1 Mart 2016

Mustafa Toprak, Paris’te Gece Yarısı filmini değerlendirdi

ile izdiham

Yaşadığımız dönemde her geçen gün bir yeniliğe geç kalındığını telkin edenlerin arasında bir nevi kaçış oluyor geçmiş. Eski filmlere, kitaplara, belgelere, anılara ayrı bir heyecanla bakılıyor bu kaçışta. Woody Allen da bu dertten mustarip olanları fark etmiş olmalı ki senaryosunu kendi yazdığı Paris’te Gece Yarısı filmini çekmiş.

Filmin başrol oyuncusu Gil, Paris’e tatile gider ve aklında yazmayı düşündüğü romanı vardır. Nostalji dükkanında çalışan bir adam hakkında yazmaya çalıştığı romanı için çevresinde paylaşım yapacağı insan yok gibidir. Bir akşam şehri gezmeye çıktığında dönüş yolunu kaybeder ve yolunu bulmaya çalışırken gece yarısı olur. Yoldan çok eski model arabalar geçerken bir araç durur ve içindekiler Gil’e seslenir. Arabaya yönelmesiyle tılsımlı bir yolculuk başlamış olur. Gil, yazmaya çalıştığı romanı hakkında 1920’lerde romanları ile ün yapmış olan Ernest Hemingway’e açıklamalarda bulunur. Romanın yazımına destek çıkmayacağını söyleyen Hemingway, Gil’i bir arkadaşına yönlendirir ve roman Hemingway’in de gözetiminde tamamlanır. 1920’lere hayran olarak gündelik hayatını sürdüren Gil için olabilecek en iyi durum olmuştur. Nostalji dükkanı adeta onu bir nostaljiye misafir etmiştir. 1900’lerin başlarında geçirdiği bu günler, onun aile hayatında da önemli değişikliklere sebep olmuştur. Romanını tamamladıktan sonra geçmişe gidişte son bulmuştur. Artık elinde romanıyla istemediği çağda yaşama vakti başlamıştır…

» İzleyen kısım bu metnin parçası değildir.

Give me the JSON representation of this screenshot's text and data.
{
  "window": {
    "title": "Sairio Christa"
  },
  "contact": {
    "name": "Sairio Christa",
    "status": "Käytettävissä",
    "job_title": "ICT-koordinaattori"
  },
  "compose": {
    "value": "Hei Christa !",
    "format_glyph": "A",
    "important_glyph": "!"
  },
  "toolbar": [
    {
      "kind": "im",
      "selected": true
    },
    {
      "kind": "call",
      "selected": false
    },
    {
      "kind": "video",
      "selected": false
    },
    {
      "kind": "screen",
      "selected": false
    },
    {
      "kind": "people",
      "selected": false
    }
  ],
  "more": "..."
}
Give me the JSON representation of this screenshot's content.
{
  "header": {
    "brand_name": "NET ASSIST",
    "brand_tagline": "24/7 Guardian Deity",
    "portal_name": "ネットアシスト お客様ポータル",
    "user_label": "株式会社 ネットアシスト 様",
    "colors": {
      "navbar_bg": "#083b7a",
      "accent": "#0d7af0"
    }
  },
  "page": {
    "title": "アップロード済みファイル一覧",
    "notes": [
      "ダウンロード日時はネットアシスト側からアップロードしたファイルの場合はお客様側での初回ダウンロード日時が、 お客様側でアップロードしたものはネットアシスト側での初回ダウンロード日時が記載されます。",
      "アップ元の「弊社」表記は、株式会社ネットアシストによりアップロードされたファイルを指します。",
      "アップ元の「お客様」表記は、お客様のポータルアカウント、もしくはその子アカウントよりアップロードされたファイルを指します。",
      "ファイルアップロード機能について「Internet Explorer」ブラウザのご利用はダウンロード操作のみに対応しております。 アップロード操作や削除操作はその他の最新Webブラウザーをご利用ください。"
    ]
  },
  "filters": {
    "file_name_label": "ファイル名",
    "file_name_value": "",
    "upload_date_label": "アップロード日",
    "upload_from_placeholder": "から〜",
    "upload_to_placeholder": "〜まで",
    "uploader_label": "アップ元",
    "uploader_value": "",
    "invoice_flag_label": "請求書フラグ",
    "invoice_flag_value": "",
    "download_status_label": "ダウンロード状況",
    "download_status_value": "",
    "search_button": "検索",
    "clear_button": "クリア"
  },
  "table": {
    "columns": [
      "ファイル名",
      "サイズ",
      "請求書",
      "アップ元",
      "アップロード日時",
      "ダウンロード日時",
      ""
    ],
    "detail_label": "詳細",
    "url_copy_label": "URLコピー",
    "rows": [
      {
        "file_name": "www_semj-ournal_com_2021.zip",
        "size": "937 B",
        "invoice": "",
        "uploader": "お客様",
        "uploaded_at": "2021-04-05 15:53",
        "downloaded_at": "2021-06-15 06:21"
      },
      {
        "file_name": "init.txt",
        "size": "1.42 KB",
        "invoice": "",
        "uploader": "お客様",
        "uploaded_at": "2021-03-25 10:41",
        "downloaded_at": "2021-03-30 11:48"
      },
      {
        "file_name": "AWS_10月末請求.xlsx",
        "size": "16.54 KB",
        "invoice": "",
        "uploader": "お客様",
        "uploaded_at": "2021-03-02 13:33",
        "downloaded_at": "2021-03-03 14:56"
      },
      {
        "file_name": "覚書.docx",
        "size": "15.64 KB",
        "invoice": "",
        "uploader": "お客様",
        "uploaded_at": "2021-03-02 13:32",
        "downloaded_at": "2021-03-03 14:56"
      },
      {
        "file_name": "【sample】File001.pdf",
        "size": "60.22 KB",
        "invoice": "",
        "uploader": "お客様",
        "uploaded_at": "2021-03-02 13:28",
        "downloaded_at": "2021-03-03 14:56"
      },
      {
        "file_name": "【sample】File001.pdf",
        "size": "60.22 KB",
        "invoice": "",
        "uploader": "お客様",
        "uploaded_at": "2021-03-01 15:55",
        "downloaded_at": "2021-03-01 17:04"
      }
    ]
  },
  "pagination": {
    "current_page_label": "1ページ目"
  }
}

Filmin atmosferi Baudrillard’ın kaybedilen imge ve gelişen teknolojinin kıskacında yitirilen hayaller eleştirisi ile ilişkilendirilebilir. Zihnini zaman mefhumuna bağımlı kılmadan üretmek ve paylaşmak derdinde olanlar, yalnızlığın en gürültülü zamanlarını yaşamaktadırlar. Baudrillard’ın “imgenin yararsızca kusursuzlaştırılmasına her geçen gün biraz daha yaklaşıyoruz.” dediği dönemlerin içerisinde kaçış için en yakın yollardan biri geçmiştir. Yaşanılan çağ da geleceğe dair umut taşımaya engel olacak türde keşmekeş içerisinde olunca hayaller eski sayfaların içerisinde can bulmaya çabalamaktadır.

Aslında bu melankolik hal kitlenin aynı istikamette, sorgulamaya pek kapı aralamadan hayatına devam etmesini isteyenlerin işine gelmektedir. Böylelikle, ses çıkarma aklına ve eleştirisine sahip olanların geçmişe sığınmaları yaşanan bunca acıya merhem olamamaktadır. Geçmişten alınacaklar aktarımlar ise, yaşanılan hayatı inşa ve ihya etmek için kullanıldığı oranda kıymet taşıyacaktır.